Instalado en la atalaya del presente, contemplé un universo de sensaciones. Eran cíclicas como un huracán. Observé el lugar y, como si de un sortilegio se tratara, sin trámite ni mediación, volví a vivir en mis recuerdos. 

Debo confesar que no fue casual. El momento llegó aletargado en las rutinas diarias y me dejé sorprender por los matices de la emoción. La visita anual a Ciudad Universitaria para acompañar a mis alumnos a su examen de selectividad era siempre un recorrido lleno de nostalgia. Allí, en aquellos lares, crecí y aprendí a perder, descubrí lo que escuecen los arañazos del camino y los desamores. Y, sobre todo, descubrí que soñar también es una forma de ser. 

Hace muchos años que dejé la Caja de Cerillas, como llamaban cariñosamente al edificio de Filosofía B donde se impartían las clases de la licenciatura en Historia, y cada vez que vuelvo noto una aspereza tierna. A veces tengo la certeza de que son las cicatrices del vacío, caprichosas y perennes, que produce haber vivido. 

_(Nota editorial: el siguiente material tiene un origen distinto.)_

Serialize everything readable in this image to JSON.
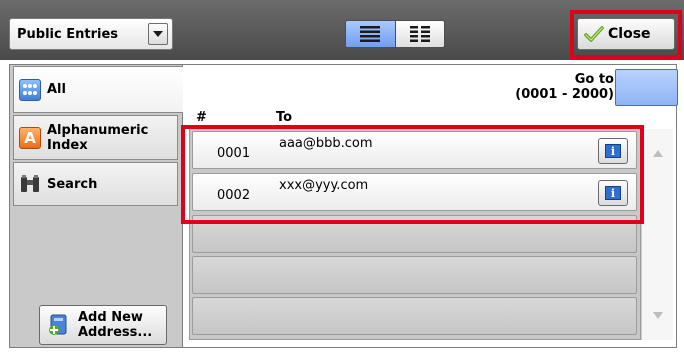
{
  "header": {
    "dropdown_label": "Public Entries",
    "close_label": "Close"
  },
  "tabs": [
    {
      "label": "All",
      "icon": "address-book-icon",
      "selected": true
    },
    {
      "label": "Alphanumeric\nIndex",
      "icon": "letter-a-icon",
      "selected": false
    },
    {
      "label": "Search",
      "icon": "binoculars-icon",
      "selected": false
    }
  ],
  "add_new_label": "Add New\nAddress...",
  "goto": {
    "label": "Go to",
    "range": "(0001 - 2000)"
  },
  "columns": {
    "hash": "#",
    "to": "To"
  },
  "entries": [
    {
      "number": "0001",
      "address": "aaa@bbb.com"
    },
    {
      "number": "0002",
      "address": "xxx@yyy.com"
    }
  ],
  "colors": {
    "highlight": "#e0001a",
    "accent_blue": "#8fb4f4"
  }
}
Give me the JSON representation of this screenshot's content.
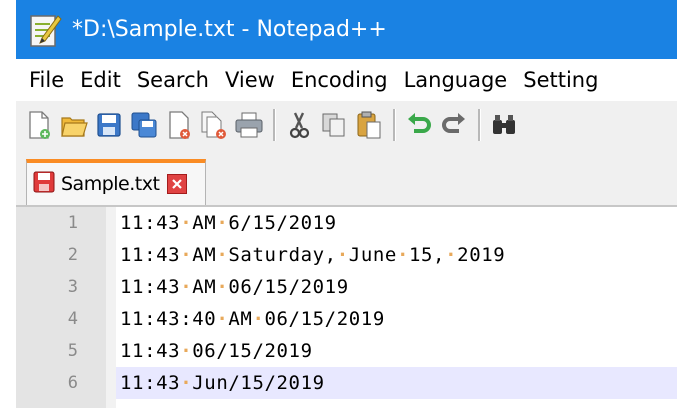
{
  "window": {
    "title": "*D:\\Sample.txt - Notepad++",
    "app_icon": "notepadpp-icon"
  },
  "menu": [
    "File",
    "Edit",
    "Search",
    "View",
    "Encoding",
    "Language",
    "Setting"
  ],
  "toolbar": {
    "icons": [
      "new-file-icon",
      "open-file-icon",
      "save-icon",
      "save-all-icon",
      "close-icon",
      "close-all-icon",
      "print-icon",
      "cut-icon",
      "copy-icon",
      "paste-icon",
      "undo-icon",
      "redo-icon",
      "find-icon"
    ]
  },
  "tab": {
    "label": "Sample.txt",
    "status": "unsaved"
  },
  "editor": {
    "lines": [
      {
        "num": "1",
        "text": "11:43 AM 6/15/2019"
      },
      {
        "num": "2",
        "text": "11:43 AM Saturday, June 15, 2019"
      },
      {
        "num": "3",
        "text": "11:43 AM 06/15/2019"
      },
      {
        "num": "4",
        "text": "11:43:40 AM 06/15/2019"
      },
      {
        "num": "5",
        "text": "11:43 06/15/2019"
      },
      {
        "num": "6",
        "text": "11:43 Jun/15/2019"
      }
    ],
    "current_line": 6,
    "whitespace_marker_color": "#e8a95b",
    "current_line_color": "#e8e8ff"
  },
  "colors": {
    "titlebar": "#1a82e3",
    "tab_accent": "#fa8c24"
  }
}
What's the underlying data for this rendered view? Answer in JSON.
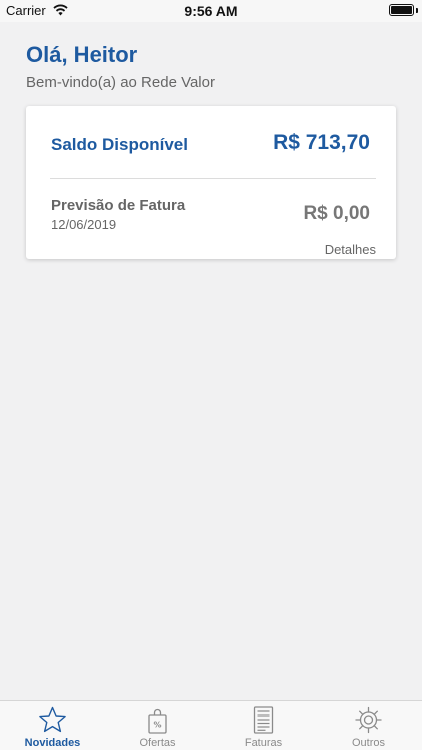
{
  "status_bar": {
    "carrier": "Carrier",
    "time": "9:56 AM"
  },
  "header": {
    "greeting": "Olá, Heitor",
    "welcome": "Bem-vindo(a) ao Rede Valor"
  },
  "card": {
    "balance_label": "Saldo Disponível",
    "balance_value": "R$ 713,70",
    "forecast_label": "Previsão de Fatura",
    "forecast_date": "12/06/2019",
    "forecast_value": "R$ 0,00",
    "details_label": "Detalhes"
  },
  "tabs": [
    {
      "label": "Novidades",
      "icon": "star-icon",
      "active": true
    },
    {
      "label": "Ofertas",
      "icon": "shopping-bag-icon",
      "active": false
    },
    {
      "label": "Faturas",
      "icon": "invoice-icon",
      "active": false
    },
    {
      "label": "Outros",
      "icon": "gear-icon",
      "active": false
    }
  ],
  "colors": {
    "primary": "#1e5aa0",
    "muted": "#666666",
    "background": "#f1f1f2",
    "inactive": "#8a8a8a"
  }
}
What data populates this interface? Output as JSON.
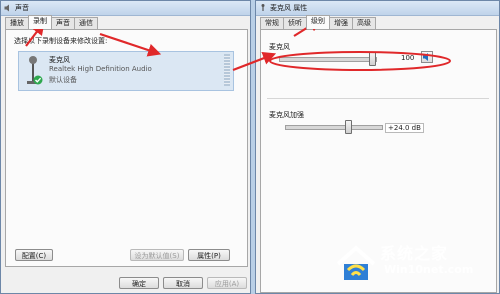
{
  "left_window": {
    "title": "声音",
    "tabs": [
      "播放",
      "录制",
      "声音",
      "通信"
    ],
    "instruction": "选择以下录制设备来修改设置:",
    "device": {
      "name": "麦克风",
      "driver": "Realtek High Definition Audio",
      "status": "默认设备"
    },
    "configure_label": "配置(C)",
    "set_default_label": "设为默认值(S)",
    "properties_label": "属性(P)",
    "ok_label": "确定",
    "cancel_label": "取消",
    "apply_label": "应用(A)"
  },
  "right_window": {
    "title": "麦克风 属性",
    "tabs": [
      "常规",
      "侦听",
      "级别",
      "增强",
      "高级"
    ],
    "mic_label": "麦克风",
    "mic_value": "100",
    "mic_level": 100,
    "boost_label": "麦克风加强",
    "boost_value": "+24.0 dB",
    "boost_level": 0.67
  },
  "watermark": {
    "brand": "系统之家",
    "url": "Win10net.com"
  },
  "colors": {
    "arrow": "#e0282a",
    "accent": "#1f6fc0"
  }
}
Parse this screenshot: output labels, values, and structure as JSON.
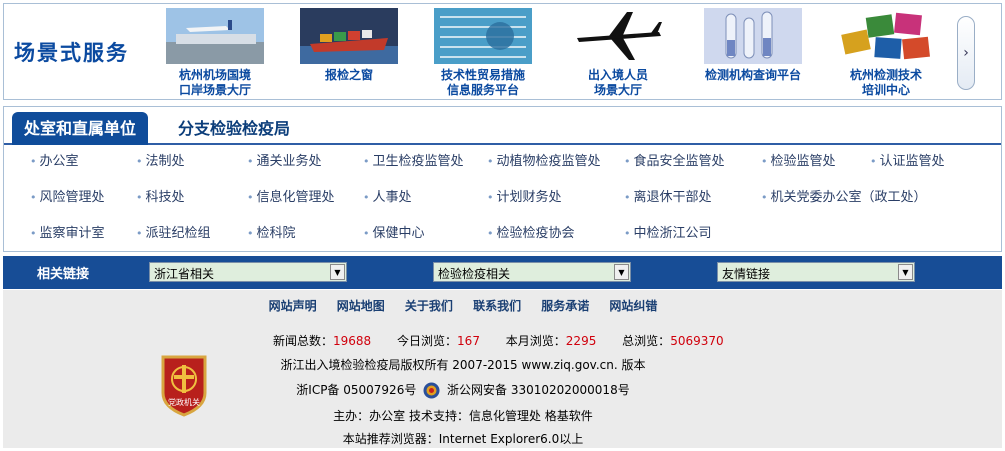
{
  "scene": {
    "title": "场景式服务",
    "items": [
      {
        "line1": "杭州机场国境",
        "line2": "口岸场景大厅"
      },
      {
        "line1": "报检之窗",
        "line2": ""
      },
      {
        "line1": "技术性贸易措施",
        "line2": "信息服务平台"
      },
      {
        "line1": "出入境人员",
        "line2": "场景大厅"
      },
      {
        "line1": "检测机构查询平台",
        "line2": ""
      },
      {
        "line1": "杭州检测技术",
        "line2": "培训中心"
      }
    ],
    "next_icon": "chevron-right-icon"
  },
  "dept": {
    "tabs": [
      {
        "label": "处室和直属单位",
        "active": true
      },
      {
        "label": "分支检验检疫局",
        "active": false
      }
    ],
    "rows": [
      [
        "办公室",
        "法制处",
        "通关业务处",
        "卫生检疫监管处",
        "动植物检疫监管处",
        "食品安全监管处",
        "检验监管处",
        "认证监管处"
      ],
      [
        "风险管理处",
        "科技处",
        "信息化管理处",
        "人事处",
        "计划财务处",
        "离退休干部处",
        "机关党委办公室（政工处）"
      ],
      [
        "监察审计室",
        "派驻纪检组",
        "检科院",
        "保健中心",
        "检验检疫协会",
        "中检浙江公司"
      ]
    ]
  },
  "links": {
    "label": "相关链接",
    "selects": [
      {
        "value": "浙江省相关"
      },
      {
        "value": "检验检疫相关"
      },
      {
        "value": "友情链接"
      }
    ]
  },
  "footer": {
    "nav": [
      "网站声明",
      "网站地图",
      "关于我们",
      "联系我们",
      "服务承诺",
      "网站纠错"
    ],
    "stats": {
      "news_label": "新闻总数：",
      "news": "19688",
      "today_label": "今日浏览：",
      "today": "167",
      "month_label": "本月浏览：",
      "month": "2295",
      "total_label": "总浏览：",
      "total": "5069370"
    },
    "copyright": "浙江出入境检验检疫局版权所有 2007-2015 www.ziq.gov.cn. 版本",
    "icp": "浙ICP备 05007926号",
    "police": "浙公网安备  33010202000018号",
    "host": "主办：办公室 技术支持：信息化管理处 格基软件",
    "browser": "本站推荐浏览器：Internet Explorer6.0以上",
    "emblem_text": "党政机关"
  },
  "colors": {
    "brand_blue": "#0f4c9a",
    "link_bar": "#174d96",
    "stat_red": "#d0000c",
    "footer_bg": "#ebebeb"
  }
}
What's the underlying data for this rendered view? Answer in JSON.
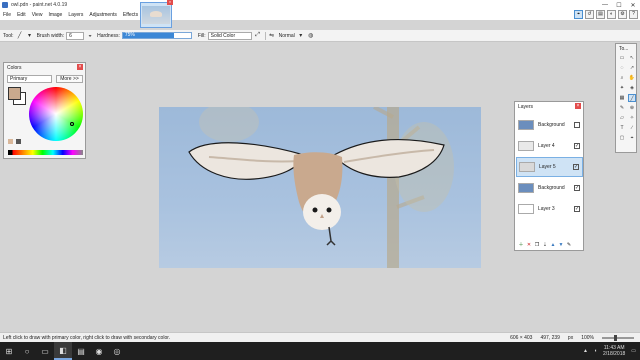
{
  "window": {
    "title": "owl.pdn - paint.net 4.0.19"
  },
  "menu": [
    "File",
    "Edit",
    "View",
    "Image",
    "Layers",
    "Adjustments",
    "Effects"
  ],
  "toolbar": {
    "tool_label": "Tool:",
    "brush_width_label": "Brush width:",
    "brush_width_value": "6",
    "hardness_label": "Hardness:",
    "hardness_value": "75%",
    "hardness_fraction": 0.75,
    "fill_label": "Fill:",
    "fill_value": "Solid Color",
    "blend_value": "Normal"
  },
  "colors_panel": {
    "title": "Colors",
    "mode": "Primary",
    "more_label": "More >>",
    "primary_color": "#c9a98e",
    "secondary_color": "#ffffff"
  },
  "tools_panel": {
    "title": "To...",
    "tools": [
      "select-rect-icon",
      "move-icon",
      "lasso-icon",
      "move-selection-icon",
      "zoom-icon",
      "pan-icon",
      "magic-wand-icon",
      "bucket-icon",
      "gradient-icon",
      "brush-icon",
      "pencil-icon",
      "clone-icon",
      "eraser-icon",
      "recolor-icon",
      "text-icon",
      "line-icon",
      "shapes-icon",
      "color-picker-icon"
    ]
  },
  "layers_panel": {
    "title": "Layers",
    "layers": [
      {
        "name": "Background",
        "checked": false,
        "thumb": "#6b8ebd"
      },
      {
        "name": "Layer 4",
        "checked": true,
        "thumb": "#e9e9e9"
      },
      {
        "name": "Layer 5",
        "checked": true,
        "thumb": "#d9d9d9",
        "selected": true
      },
      {
        "name": "Background",
        "checked": true,
        "thumb": "#6b8ebd"
      },
      {
        "name": "Layer 3",
        "checked": true,
        "thumb": "#ffffff"
      }
    ]
  },
  "status": {
    "hint": "Left click to draw with primary color, right click to draw with secondary color.",
    "size": "606 × 403",
    "position": "497, 239",
    "units": "px",
    "zoom": "100%"
  },
  "taskbar": {
    "time": "11:43 AM",
    "date": "2/18/2018"
  }
}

Lo que vino después no fue vacío, o quizá sí. La ensoñación y el vértigo. Las imágenes tan vivas como si el pasado fuera ahora. Desperté azorado en un letargo en el que no había cerrado los ojos y del que no podía desprenderme. Traía el aroma de los veinte años pegado a la piel. Droga dura. Imposible detener su influjo.